II. Am 24. September 1982 erging eine Entscheidung der Eingangsstelle des EPA, die ursprünglich den Tenor trug: "Der Antrag auf Rückzahlung wird abgelehnt." Dieser Tenor wurde - nach Beschwerdeerhebung - unter Berufung auf R. 89 EPÜ berichtigt in Der Antrag auf Aufhebung der Feststellung gem. R. 69(1) EPÜ vom 30. August 1982 wird abgelehnt." Erst durch diese Berichtigung erhält die Entscheidung vom 24. September 1982 eine ausdrückliche Bezugnahme auf R. 69.
III. Gegen die Entscheidung der Eingangsstelle des EPA von 24. September 1982 legte die Beschwerdeführerin am 5. Oktober 1982 eine mit einer Begründung versehene Beschwerde ein und zahlte die Beschwerdegebühr am 4. November 1982. Zur Begründung führte sie aus, daß der zwar verspätet, aber innerhalb der Nachfrist gem. R. 85a EPÜ gezahlte und für acht Staaten bestimmte Betrag an Benennungsgebühren von 2 080 DM gem. Art. 9(2) GebO als eine Summe von mit Zuschlag gezahlten Benennungsgebühren anzusehen sei. Dies führe dazu, daß - in der Reihenfolge der Benennungen - je 390 DM (260 DM + 50%) für eine nach R. 85a EPÜ wirksame Benennung ausreichten. Dementsprechend seien die ersten fünf Staaten durch Zahlung gem. R. 85a EPÜ i.V.m. Art. 9(2) GebO wirksam benannt. Die Beschwerdeführerin beantragt sinngemäß.
1. die Anmeldung für die ersten fünf der benannten Vertragsstaaten weiterzubehandeln und
2. die Beschwerdegebühr zurückzuzahlen.
1. Die Beschwerde entspricht den Artikeln 106 bis 108 und der Regel 64 EPÜ und ist daher zulässig.
2. Das Schreiben der Beschwerdeführerin von 2. September 1982 mit der Bitte, "die Angelegenheit nochmals zu überprüfen", ist von der Eingangsstelle richtig als Antrag gem. R. 69(2) EPÜ gewertet worden, wenn sie es auch unterläßt, sich in ihrer Entscheidung auf dieses Schreiben als Antrag zu beziehen. Wesentlicher Inhalt einer Entscheidung nach R. 69(2) EPÜ ist die Überprüfung, ob der in Frage stehende Rechtsverlust tatsächlich eingetreten, d.h. im vorliegenden Fall, ob der Betrag von 2 080 DM noch rechtzeitig am 3. Juni 1982 oder erst am 4. Juni 1982 - wie es der EDV-Ausdruck anzeigt - gezahlt ist.

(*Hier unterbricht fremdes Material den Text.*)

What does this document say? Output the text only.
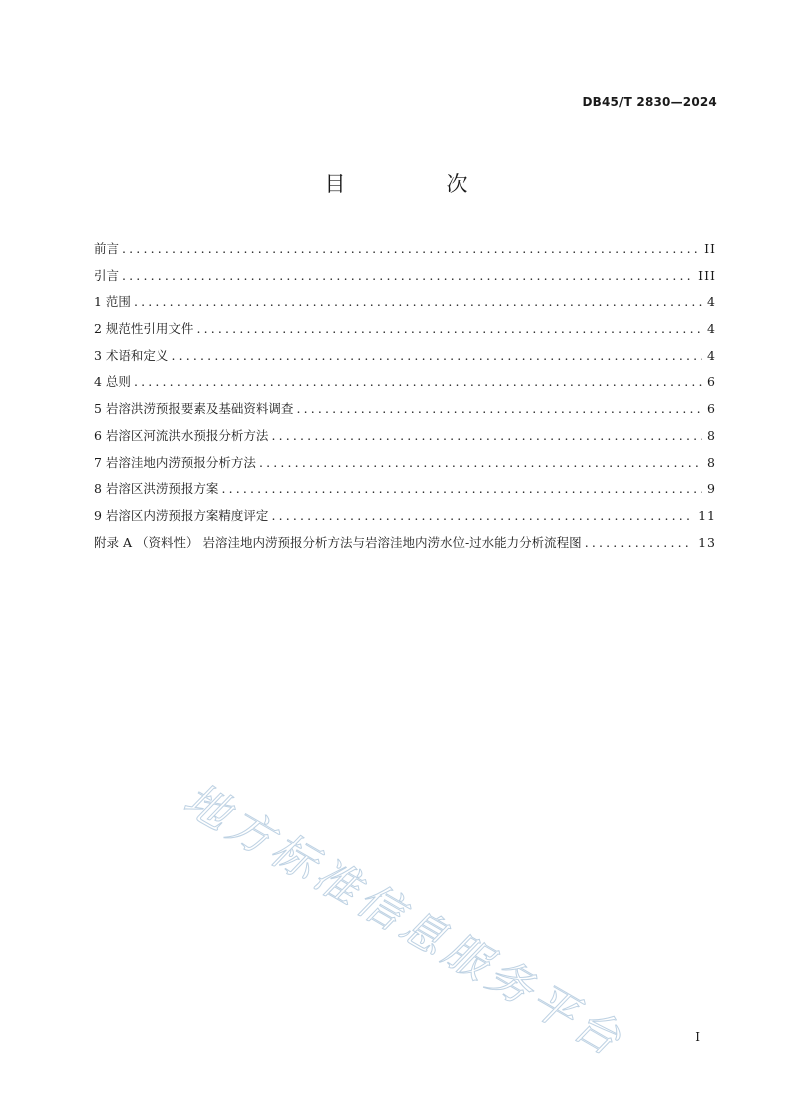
DB45/T 2830—2024
目　次
前言 . . .	II
引言 . . .	III
1 范围 . . .	4
2 规范性引用文件 . . .	4
3 术语和定义 . . .	4
4 总则 . . .	6
5 岩溶洪涝预报要素及基础资料调查 . . .	6
6 岩溶区河流洪水预报分析方法 . . .	8
7 岩溶洼地内涝预报分析方法 . . .	8
8 岩溶区洪涝预报方案 . . .	9
9 岩溶区内涝预报方案精度评定 . . .	11
附录 A （资料性） 岩溶洼地内涝预报分析方法与岩溶洼地内涝水位-过水能力分析流程图 . . .	13
地方标准信息服务平台	I
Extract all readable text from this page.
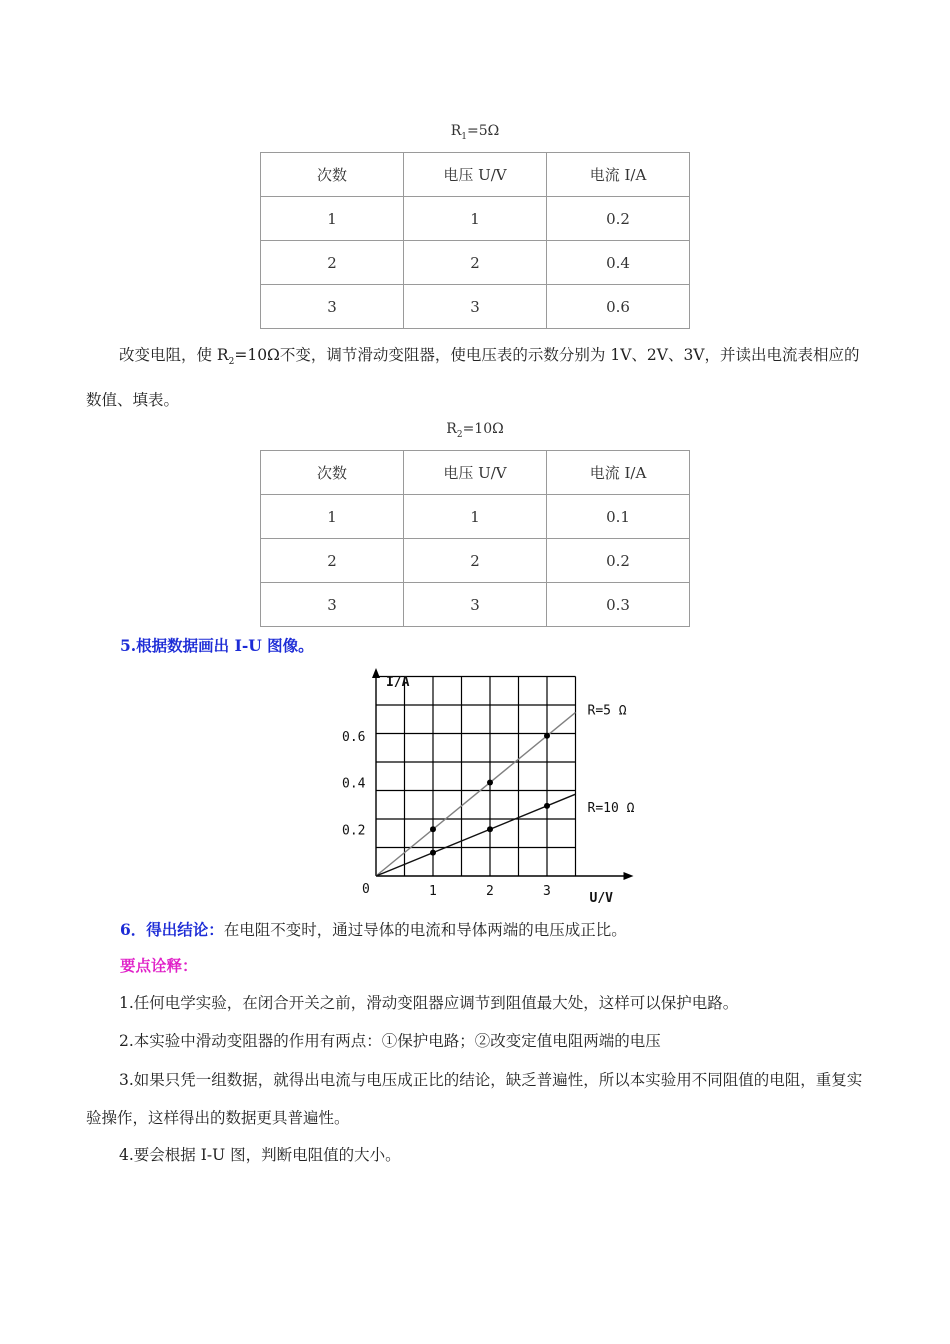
$R_1=5\Omega$
次数	电压 U/V	电流 I/A
1	1	0.2
2	2	0.4
3	3	0.6
改变电阻，使 $R_2=10\Omega$不变，调节滑动变阻器，使电压表的示数分别为 1V、2V、3V，并读出电流表相应的数值、填表。
$R_2=10\Omega$
次数	电压 U/V	电流 I/A
1	1	0.1
2	2	0.2
3	3	0.3
5.根据数据画出 I-U 图像。
R=5 Ω
R=10 Ω
1	2	3
0.2
0.4
0.6
0
U/V
I/A
6．得出结论：在电阻不变时，通过导体的电流和导体两端的电压成正比。
要点诠释：
1.任何电学实验，在闭合开关之前，滑动变阻器应调节到阻值最大处，这样可以保护电路。
2.本实验中滑动变阻器的作用有两点：①保护电路；②改变定值电阻两端的电压
3.如果只凭一组数据，就得出电流与电压成正比的结论，缺乏普遍性，所以本实验用不同阻值的电阻，重复实验操作，这样得出的数据更具普遍性。
4.要会根据 I-U 图，判断电阻值的大小。
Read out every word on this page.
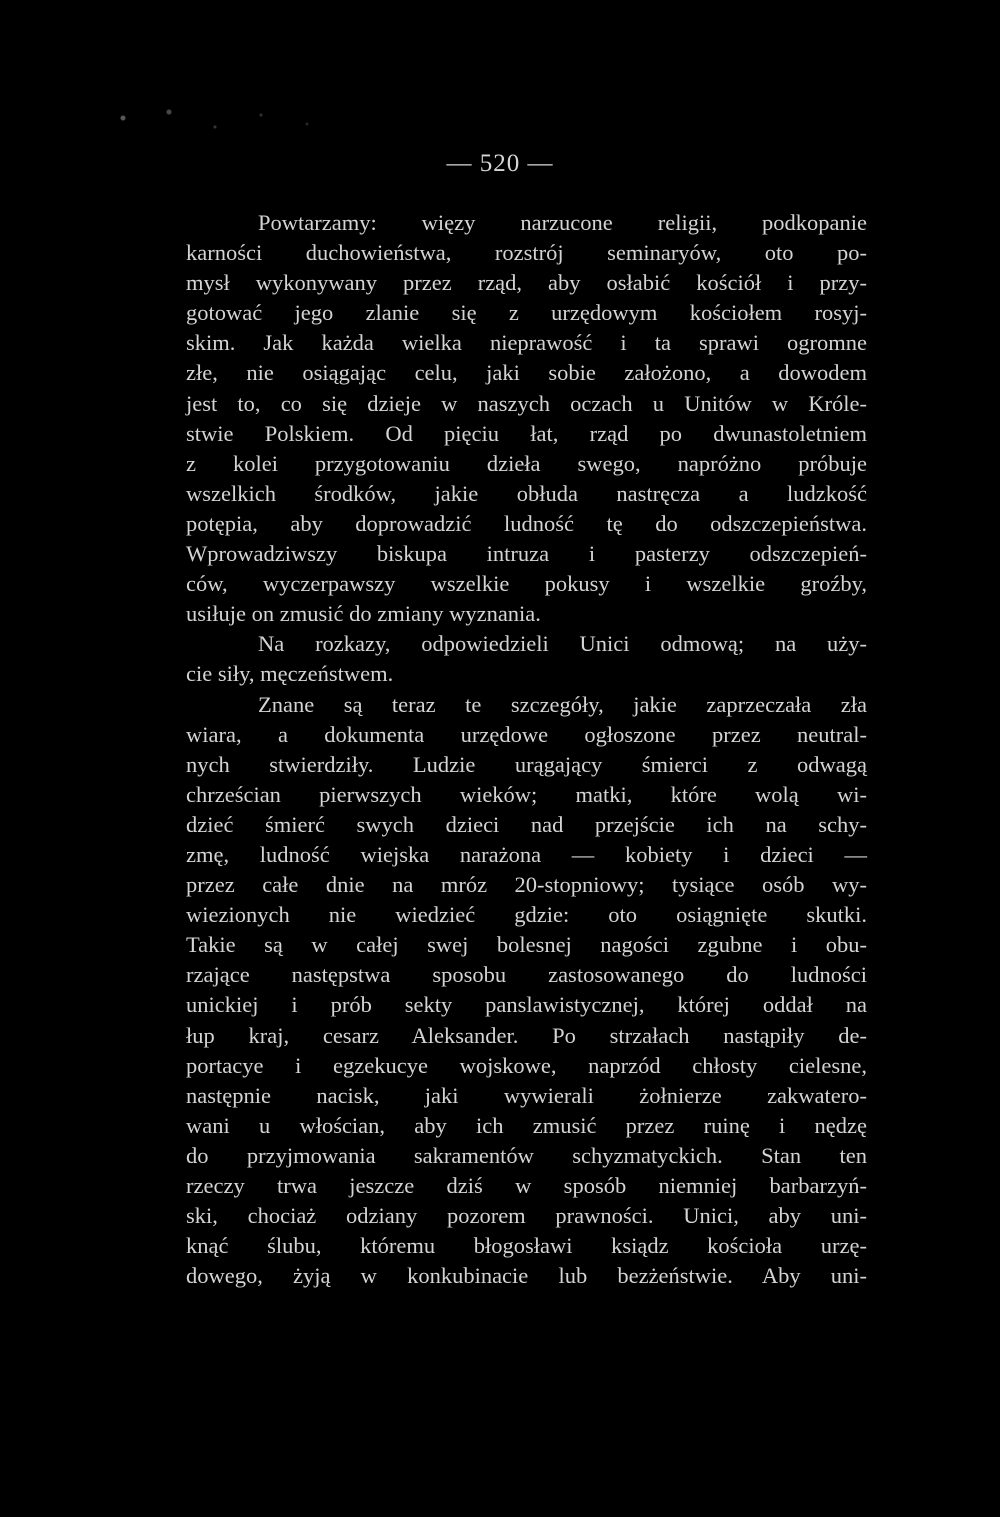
— 520 —
Powtarzamy: więzy narzucone religii, podkopanie
karności duchowieństwa, rozstrój seminaryów, oto po-
mysł wykonywany przez rząd, aby osłabić kościół i przy-
gotować jego zlanie się z urzędowym kościołem rosyj-
skim. Jak każda wielka nieprawość i ta sprawi ogromne
złe, nie osiągając celu, jaki sobie założono, a dowodem
jest to, co się dzieje w naszych oczach u Unitów w Króle-
stwie Polskiem. Od pięciu łat, rząd po dwunastoletniem
z kolei przygotowaniu dzieła swego, napróżno próbuje
wszelkich środków, jakie obłuda nastręcza a ludzkość
potępia, aby doprowadzić ludność tę do odszczepieństwa.
Wprowadziwszy biskupa intruza i pasterzy odszczepień-
ców, wyczerpawszy wszelkie pokusy i wszelkie groźby,
usiłuje on zmusić do zmiany wyznania.
Na rozkazy, odpowiedzieli Unici odmową; na uży-
cie siły, męczeństwem.
Znane są teraz te szczegóły, jakie zaprzeczała zła
wiara, a dokumenta urzędowe ogłoszone przez neutral-
nych stwierdziły. Ludzie urągający śmierci z odwagą
chrześcian pierwszych wieków; matki, które wolą wi-
dzieć śmierć swych dzieci nad przejście ich na schy-
zmę, ludność wiejska narażona — kobiety i dzieci —
przez całe dnie na mróz 20-stopniowy; tysiące osób wy-
wiezionych nie wiedzieć gdzie: oto osiągnięte skutki.
Takie są w całej swej bolesnej nagości zgubne i obu-
rzające następstwa sposobu zastosowanego do ludności
unickiej i prób sekty panslawistycznej, której oddał na
łup kraj, cesarz Aleksander. Po strzałach nastąpiły de-
portacye i egzekucye wojskowe, naprzód chłosty cielesne,
następnie nacisk, jaki wywierali żołnierze zakwatero-
wani u włościan, aby ich zmusić przez ruinę i nędzę
do przyjmowania sakramentów schyzmatyckich. Stan ten
rzeczy trwa jeszcze dziś w sposób niemniej barbarzyń-
ski, chociaż odziany pozorem prawności. Unici, aby uni-
knąć ślubu, któremu błogosławi ksiądz kościoła urzę-
dowego, żyją w konkubinacie lub bezżeństwie. Aby uni-
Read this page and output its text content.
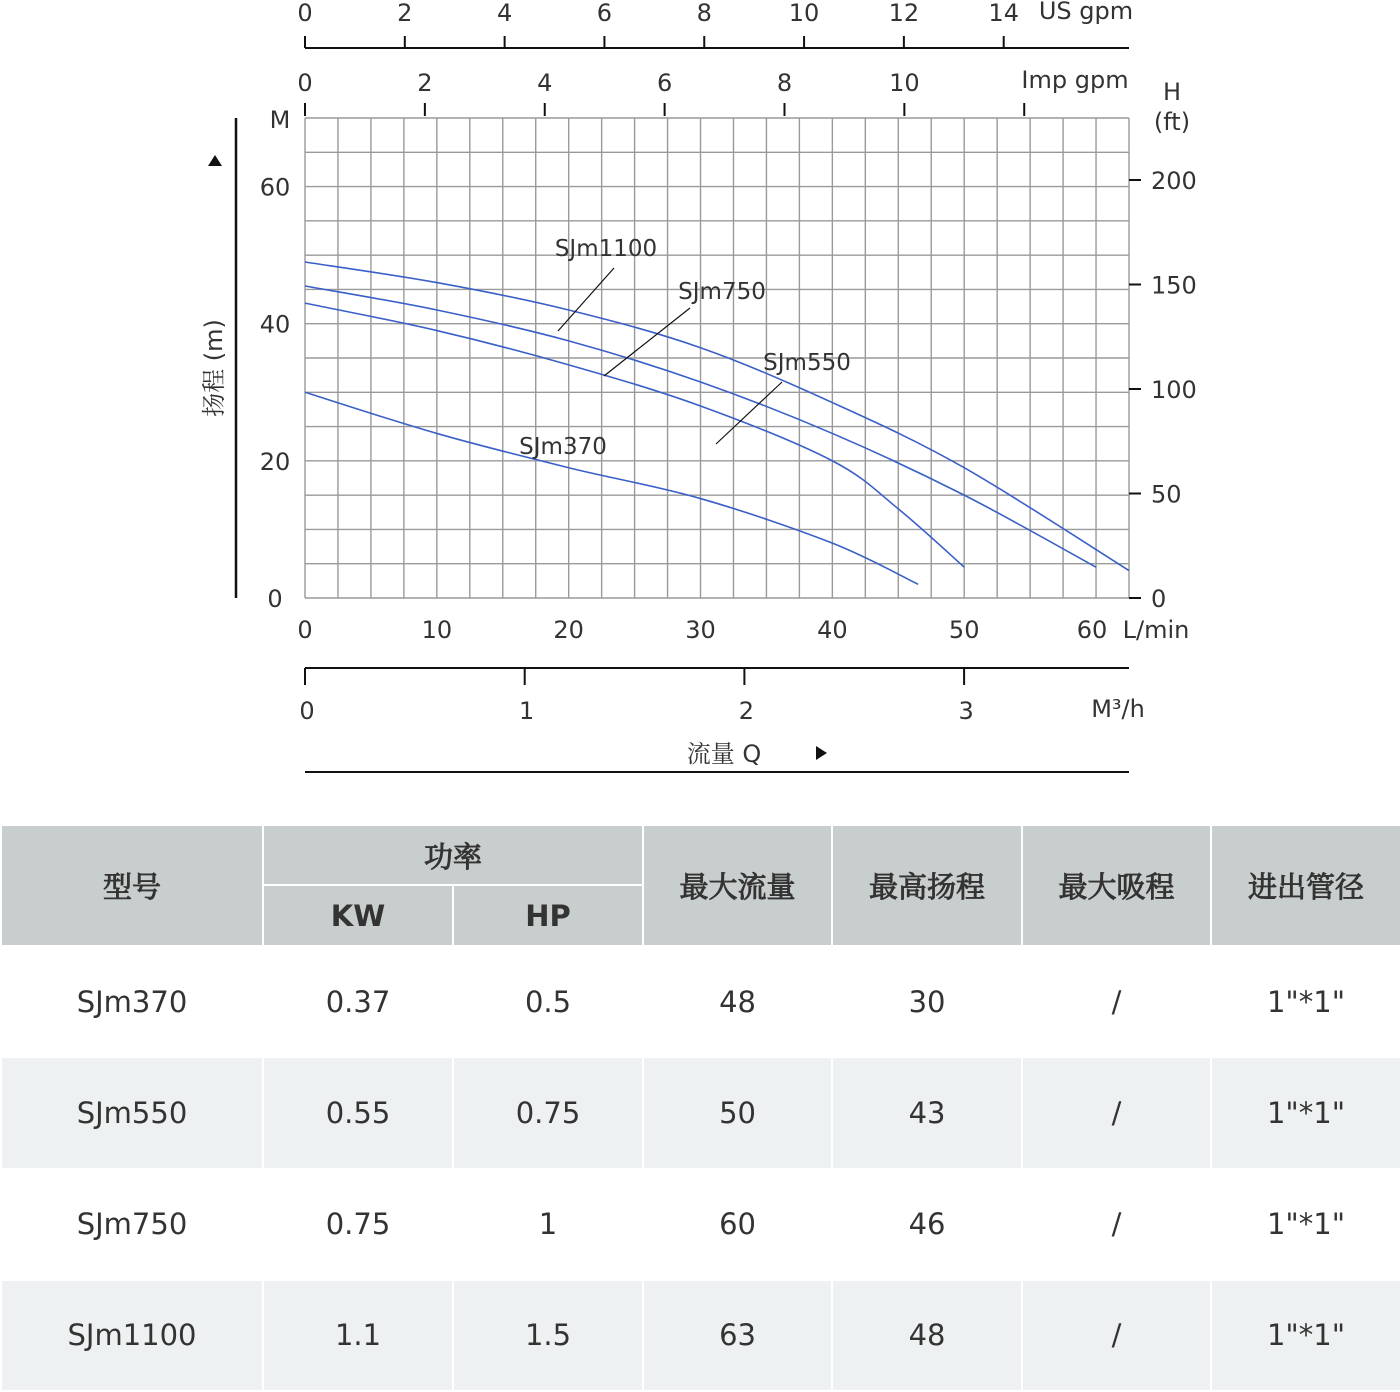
0	10	20	30	40	50	60
0
20
40
60
0
50
100
150
200
0	2	4	6	8	10	12	14
0	2	4	6	8	10
0	1	2	3
M
H
(ft)
L/min
US gpm
Imp gpm
M³/h
流量 Q
扬程 (m)
SJm1100
SJm750
SJm550
SJm370
型号	功率		最大流量	最高扬程	最大吸程	进出管径
	KW	HP				
SJm370	0.37	0.5	48	30	/	1"*1"
SJm550	0.55	0.75	50	43	/	1"*1"
SJm750	0.75	1	60	46	/	1"*1"
SJm1100	1.1	1.5	63	48	/	1"*1"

Um die Rechtzeitigkeit zu überprüfen, genügt der EDV-Ausdruck allein nicht. Es ist also notwendig, die Unterlagen, die Grundlage für die Kodierung der EDV-Anlage waren, wenigstens in Ablichtung zu den Akten zu nehmen und zu überprüfen. Dies hat die Eingangsstelle wohl nicht getan. Ihre Feststellung, daß ein Verrechnungsscheck über 2 080 DM erst am 4. Juni 1982 beim EPA eingegangen sei, leitet sie offenbar allein aus dem EDV-Abdruck ab. Sie unterläßt es aber, den tatsächlichen Eingang des Firmenformulars "Bankanweisung" vom 2. Juni 1982, dem der Verrechnungsscheck beilag, durch Heranziehung dieses Formulars oder einer Ablichtung desselben festzustellen. In dieser Unterlassung liegt, da es um die Überprüfung einer Rechtzeitigkeit geht, ein wesentlicher Verfahrensfehler, der zur Aufhebung der angefochtenen Entscheidung führen muß.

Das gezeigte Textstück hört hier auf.